The amendment tabled by former health secretary Jeremy Hunt was supported by MPs from across the political divide and backed by more than 60 health and care organisations.
However, despite securing 19 Tory votes including Hunt, the measure was blocked by 276 votes to 214.
As the NHS is struggling to cope with a severe backlog of cases following dealing with the pandemic, experts from across the sector have warned about the strain on the workforce in England.
Questions have been raised about how government will fill the thousands of medical vacancies and deal with the likelihood of many more leaving the profession through burnout and other factors.
‘Years of poor planning’
The King’s Fund chief executive Richard Murray emphasised that the government had missed its opportunity to make concrete its commitment to health and care workforce planning.
“Years of poor planning and short-term thinking has left health and care services struggling to cope with chronic staff shortages,” he said.
“The amendment would have addressed this by encouraging a more strategic, long-term approach based on the regular publication of future workforce projections.
“Despite pledges, promises and manifesto commitments there is still no plan to address workforce shortages, and there is no certainty about the budgets for staff education and training.

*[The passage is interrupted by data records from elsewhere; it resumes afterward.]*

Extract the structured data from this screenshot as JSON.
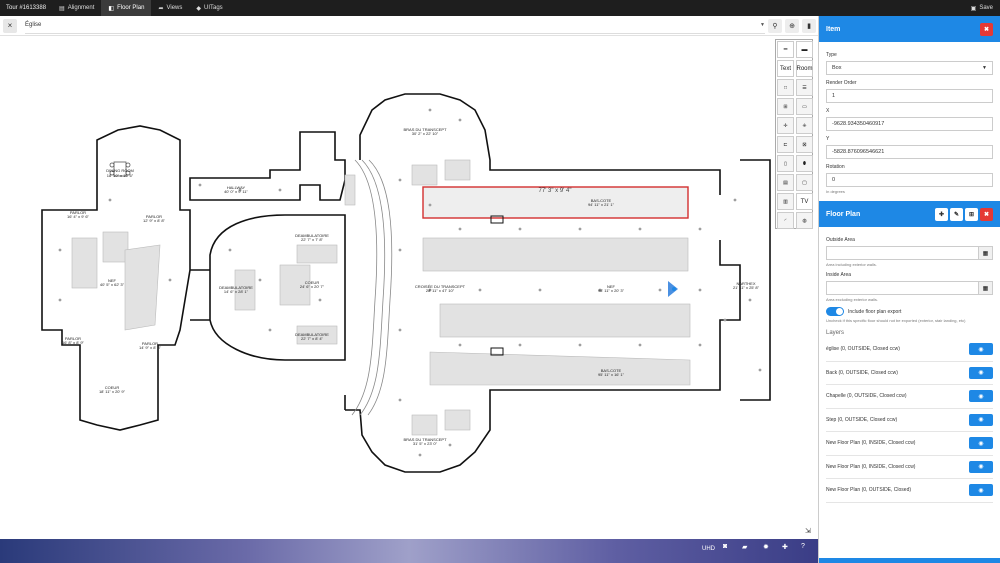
{
  "topbar": {
    "tour_label": "Tour #1613388",
    "tabs": [
      {
        "label": "Alignment",
        "icon": "alignment-icon"
      },
      {
        "label": "Floor Plan",
        "icon": "floorplan-icon",
        "active": true
      },
      {
        "label": "Views",
        "icon": "share-icon"
      },
      {
        "label": "UITags",
        "icon": "tag-icon"
      }
    ],
    "save_label": "Save"
  },
  "subbar": {
    "close_glyph": "×",
    "floor_name": "Église"
  },
  "palette": {
    "text_tool": "Text",
    "tv_tool": "TV",
    "room_tool": "Room"
  },
  "bottombar": {
    "uhd_label": "UHD"
  },
  "plan": {
    "rooms": [
      {
        "name": "DINING ROOM",
        "dims": "18' 10\" x 16' 6\""
      },
      {
        "name": "HALLWAY",
        "dims": "40' 0\" x 9' 11\""
      },
      {
        "name": "PARLOR",
        "dims": "16' 4\" x 9' 6\""
      },
      {
        "name": "PARLOR",
        "dims": "12' 9\" x 8' 8\""
      },
      {
        "name": "NEF",
        "dims": "40' 5\" x 62' 3\""
      },
      {
        "name": "PARLOR",
        "dims": "16' 8\" x 8' 9\""
      },
      {
        "name": "PARLOR",
        "dims": "14' 9\" x 8' 8\""
      },
      {
        "name": "COEUR",
        "dims": "18' 11\" x 20' 9\""
      },
      {
        "name": "DEAMBULATOIRE",
        "dims": "22' 7\" x 7' 8\""
      },
      {
        "name": "DEAMBULATOIRE",
        "dims": "14' 6\" x 28' 1\""
      },
      {
        "name": "COEUR",
        "dims": "24' 6\" x 20' 7\""
      },
      {
        "name": "DEAMBULATOIRE",
        "dims": "22' 7\" x 8' 4\""
      },
      {
        "name": "BRAS DU TRANSCEPT",
        "dims": "30' 2\" x 22' 10\""
      },
      {
        "name": "BAS-COTE",
        "dims": "94' 11\" x 21' 1\""
      },
      {
        "name": "CROISÉE DU TRANSCEPT",
        "dims": "28' 11\" x 47' 10\""
      },
      {
        "name": "NEF",
        "dims": "98' 11\" x 20' 3\""
      },
      {
        "name": "NARTHEX",
        "dims": "21' 11\" x 25' 8\""
      },
      {
        "name": "BAS-COTE",
        "dims": "95' 11\" x 16' 1\""
      },
      {
        "name": "BRAS DU TRANSCEPT",
        "dims": "31' 5\" x 23' 0\""
      }
    ],
    "selected_dims": "77' 3\" x 9' 4\""
  },
  "panel": {
    "item_title": "Item",
    "type_label": "Type",
    "type_value": "Box",
    "render_order_label": "Render Order",
    "render_order_value": "1",
    "x_label": "X",
    "x_value": "-9628.934350460917",
    "y_label": "Y",
    "y_value": "-5828.876096546621",
    "rotation_label": "Rotation",
    "rotation_value": "0",
    "rotation_hint": "In degrees",
    "floorplan_title": "Floor Plan",
    "outside_area_label": "Outside Area",
    "outside_area_hint": "Area including exterior walls.",
    "inside_area_label": "Inside Area",
    "inside_area_hint": "Area excluding exterior walls.",
    "include_export_label": "Include floor plan export",
    "include_export_hint": "Uncheck if this specific floor should not be exported (exterior, stair landing, etc)",
    "layers_title": "Layers",
    "layers": [
      "église (0, OUTSIDE, Closed ccw)",
      "Back (0, OUTSIDE, Closed ccw)",
      "Chapelle (0, OUTSIDE, Closed ccw)",
      "Step (0, OUTSIDE, Closed ccw)",
      "New Floor Plan (0, INSIDE, Closed ccw)",
      "New Floor Plan (0, INSIDE, Closed ccw)",
      "New Floor Plan (0, OUTSIDE, Closed)"
    ]
  },
  "colors": {
    "accent": "#1e88e5",
    "danger": "#e53935",
    "topbar": "#1e1e1e",
    "selection": "#d32f2f"
  }
}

“The health and care workforce crisis continues to be a blind spot for the government,” he added.
‘Woefully short of detail’
Likewise, the trade union for doctors added it was deeply disappointing government had squandered the chance to demonstrate a commitment to safe staffing in the NHS.

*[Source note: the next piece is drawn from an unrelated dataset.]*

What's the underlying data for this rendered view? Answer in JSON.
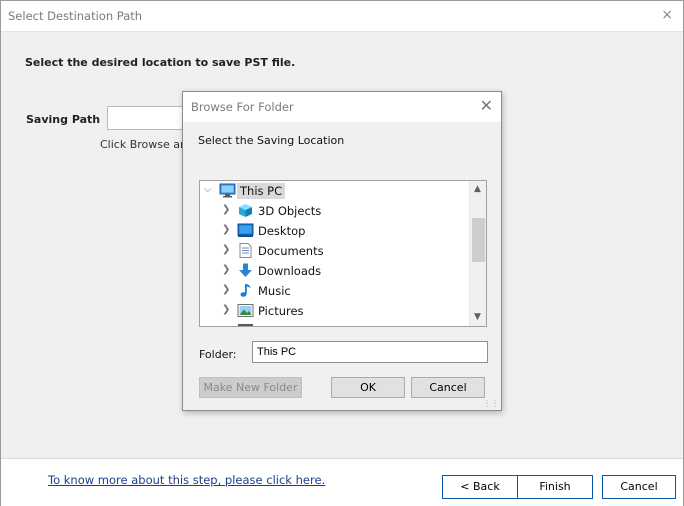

BMA council deputy chairman Dr David Wrigley said: “There are 93,000 overall staff vacancies in the NHS, including a critical shortage of nurses, doctors, and midwives among other colleagues.
“Additionally, the BMA estimates that the NHS in England needs an additional 50,000 doctors to care for patients and provide safe care; the government must understand the scale of this challenge and meet it with appropriate action.
“The Health and Care Bill as it stands falls woefully short of detail on workforce planning and this amendment, supported by many influential and expert organisations, would have held the government to account – ensuring it regularly assessed how many doctors we need now and in the future.
“The NHS is under unprecedented pressure, with record-high waiting lists, and staff exhausted from giving their all during the greatest health emergency of our lifetimes as patients continue to suffer significant harm due to understaffing.
“We therefore need a credible workforce plan that guarantees we’re recruiting – and keeping – the right number and the right kind of staff.”
Both bodies highlighted the widespread backing for the proposal and urged government to listen to the experts. The bill now passes to the House of Lords for scrutiny.